O governo sul-coreano comprou também 21 000 hectares para a criação de gado na Argentina, país em que 10 por cento do território (uns 270 000 quilómetros quadrados) se encontra nas mãos de investidores estrangeiros que beneficiaram da atitude dos diferentes governos para arrendar milhões de hectares e recursos não renováveis, sem restrições e a preços módicos”.

Esta é pois uma questão recente, que responde em parte ao aumento do preço dos alimentos à escala global e aos constrangimentos que isso provoca a países mais ricos com problemas como uma forte densidade populacional para uma relativamente escassa superfície arável, ou para países que tendo muita liquidez financeira, não possuem terras aráveis suficientes (normalmente os dois factores interligam-se), o que influi na iniciativa de compra de terrenos em países pobres e cujas potencialidades não foram suficientemente desenvolvidas.

A situação de Madagáscar não terá portanto precedentes em África, mas pode-se tornar expoente se tivermos em conta os elevados índices de pobreza de quase todos os países do continente evidenciam e a tentação para, fazendo como Ravolamanana em Madagáscar, quem está à frente dos estados alienar uma parte das terras aráveis a fim de “rentabilizá-las”, o que de acordo com o “modelo” de economia e de sociedade que prevalece, pode ser feito com o rótulo de interesse nacional quando no entanto beneficia um reduzido número de entidades da elite nacional.

A situação em Madagáscar encarada desse modo, é por si um “aviso” às democracias africanas, quase todas elas susceptíveis de manipulação e sujeitas às clivagens de classe em função do processo capitalista em curso (o sistema capitalista é apanágio das “democracias representativas” de “inspiração Ocidental”).

As elites nacionais africanas interessadas nos agro-negócios estão tentadas a “emparceirar-se” com interesses externos, sempre que possível com interesses de multinacionais, a fim de garantir a sua própria sustentabilidade económica e financeira, procurando associar isso ao exercício do poder e tirando partido dele enquanto manancial de propaganda e de “exequibilidade institucional dos projectos”.

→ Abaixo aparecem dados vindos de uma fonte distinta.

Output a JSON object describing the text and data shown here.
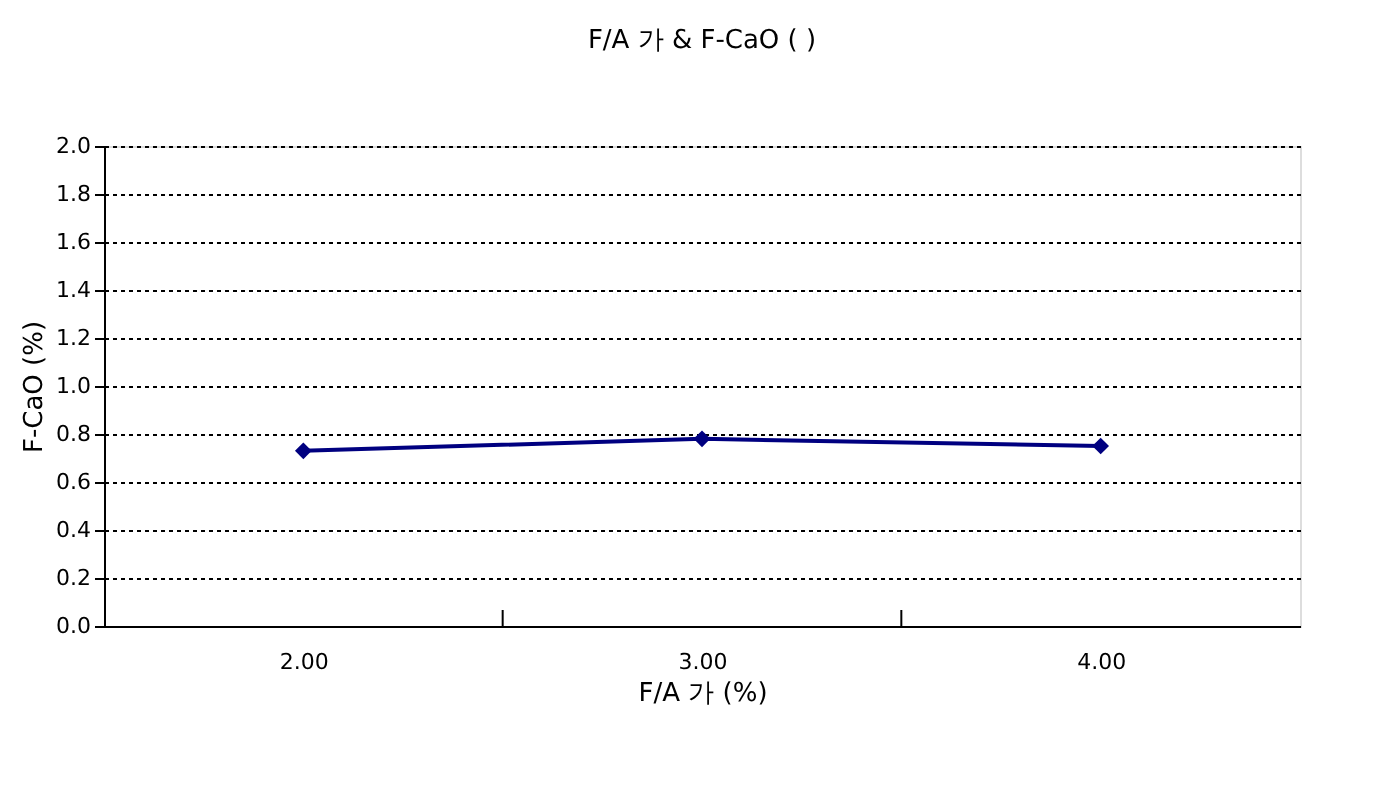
{
  "chart_data": {
    "type": "line",
    "title": "F/A 가 & F-CaO ( )",
    "xlabel": "F/A 가 (%)",
    "ylabel": "F-CaO (%)",
    "categories": [
      "2.00",
      "3.00",
      "4.00"
    ],
    "series": [
      {
        "color": "#000080",
        "values": [
          0.73,
          0.78,
          0.75
        ]
      }
    ],
    "ylim": [
      0,
      2
    ],
    "yticks": [
      {
        "value": 0,
        "label": "0.0"
      },
      {
        "value": 0.2,
        "label": "0.2"
      },
      {
        "value": 0.4,
        "label": "0.4"
      },
      {
        "value": 0.6,
        "label": "0.6"
      },
      {
        "value": 0.8,
        "label": "0.8"
      },
      {
        "value": 1,
        "label": "1.0"
      },
      {
        "value": 1.2,
        "label": "1.2"
      },
      {
        "value": 1.4,
        "label": "1.4"
      },
      {
        "value": 1.6,
        "label": "1.6"
      },
      {
        "value": 1.8,
        "label": "1.8"
      },
      {
        "value": 2,
        "label": "2.0"
      }
    ],
    "grid": "y",
    "marker": "diamond",
    "line_style": "solid",
    "legend": false
  }
}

Em países onde a densidade populacional é baixa e onde as potencialidades são imensas, muito provavelmente esse tipo de comportamento poderá ser “absorvido” sem grandes preocupações (é o caso de Angola), mas em países onde a densidade populacional é maior e as potencialidades em irrigação e terras aráveis são mais rarefeitas, esse tipo de iniciativas podem acarretar situações de tensão, de conflito e, neste caso, de sublevação…

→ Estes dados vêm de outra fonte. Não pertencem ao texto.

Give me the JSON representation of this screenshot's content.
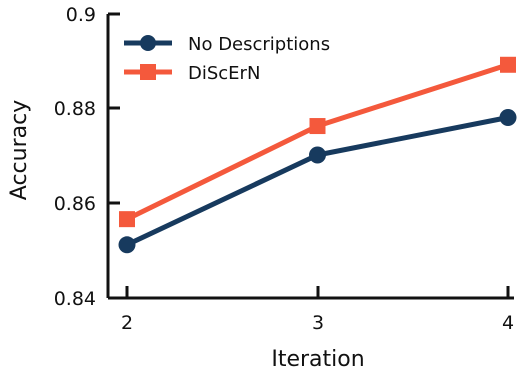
{
  "chart_data": {
    "type": "line",
    "x": [
      2,
      3,
      4
    ],
    "xlabel": "Iteration",
    "ylabel": "Accuracy",
    "xlim": [
      1.9,
      4.05
    ],
    "ylim": [
      0.84,
      0.9
    ],
    "xticks": [
      "2",
      "3",
      "4"
    ],
    "yticks": [
      "0.84",
      "0.86",
      "0.88",
      "0.9"
    ],
    "grid": false,
    "legend_position": "top-left",
    "series": [
      {
        "name": "No Descriptions",
        "values": [
          0.8512,
          0.8701,
          0.878
        ],
        "color": "#173a5e",
        "marker": "circle"
      },
      {
        "name": "DiScErN",
        "values": [
          0.8566,
          0.8762,
          0.8891
        ],
        "color": "#f4593c",
        "marker": "square"
      }
    ]
  }
}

No caso de Madagáscar, uma enorme ilha com 587.040 km2, com cerca de 20.653.556 habitantes (uma densidade demográfica de 35,9 habitantes /km2), em que não há abundância de recursos hídricos nem de terras aráveis, onde existem índices elevados de subdesenvolvimento e pobreza, garantir um acordo como o que foi feito pelo estado com a Daweoo Logistics, é um manancial enorme para a corrente situação.

Mais uma vez os dirigentes africanos, em função do interesse das elites que os mantêm no poder, preferem o argumento legalista e parcial.

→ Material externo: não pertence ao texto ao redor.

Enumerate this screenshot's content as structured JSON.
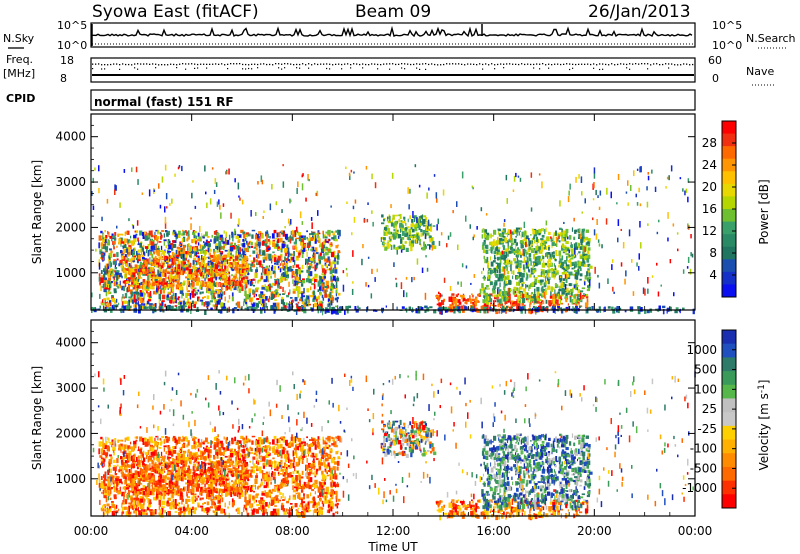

Até à presente data não tenho conhecimento de nenhum dirigente que tivesse questionado o acordo do governo de Marc Ravalomanana com a Daweoo Logistics, um acordo que em princípio dana o espaço territorial duma nação, esvaziando o conteúdo de sua própria soberania.

Por que razão em pé de igualdade não terão sido advertidos os dois lados da “barricada”, de forma a dar-se oportunidade a se encontrarem melhores soluções, soluções mais justas e capazes de garantir os interesses dos povos (povo da Coreia incluído)?

Não será que um acordo dessa natureza, em relação a Madagáscar, é por si anti-constitucional? Não será que um poder, mesmo que democraticamente eleito, não terá de respeitar os direitos relativos ao uso de seu próprio território, quando o território é um elemento-chave do conceito substantivo de nação?

Que critérios adoptarão a 30 de Março os países da SADC em relação ao caso de Madagáscar, quando ainda está na mesa o caso do Zimbabwe?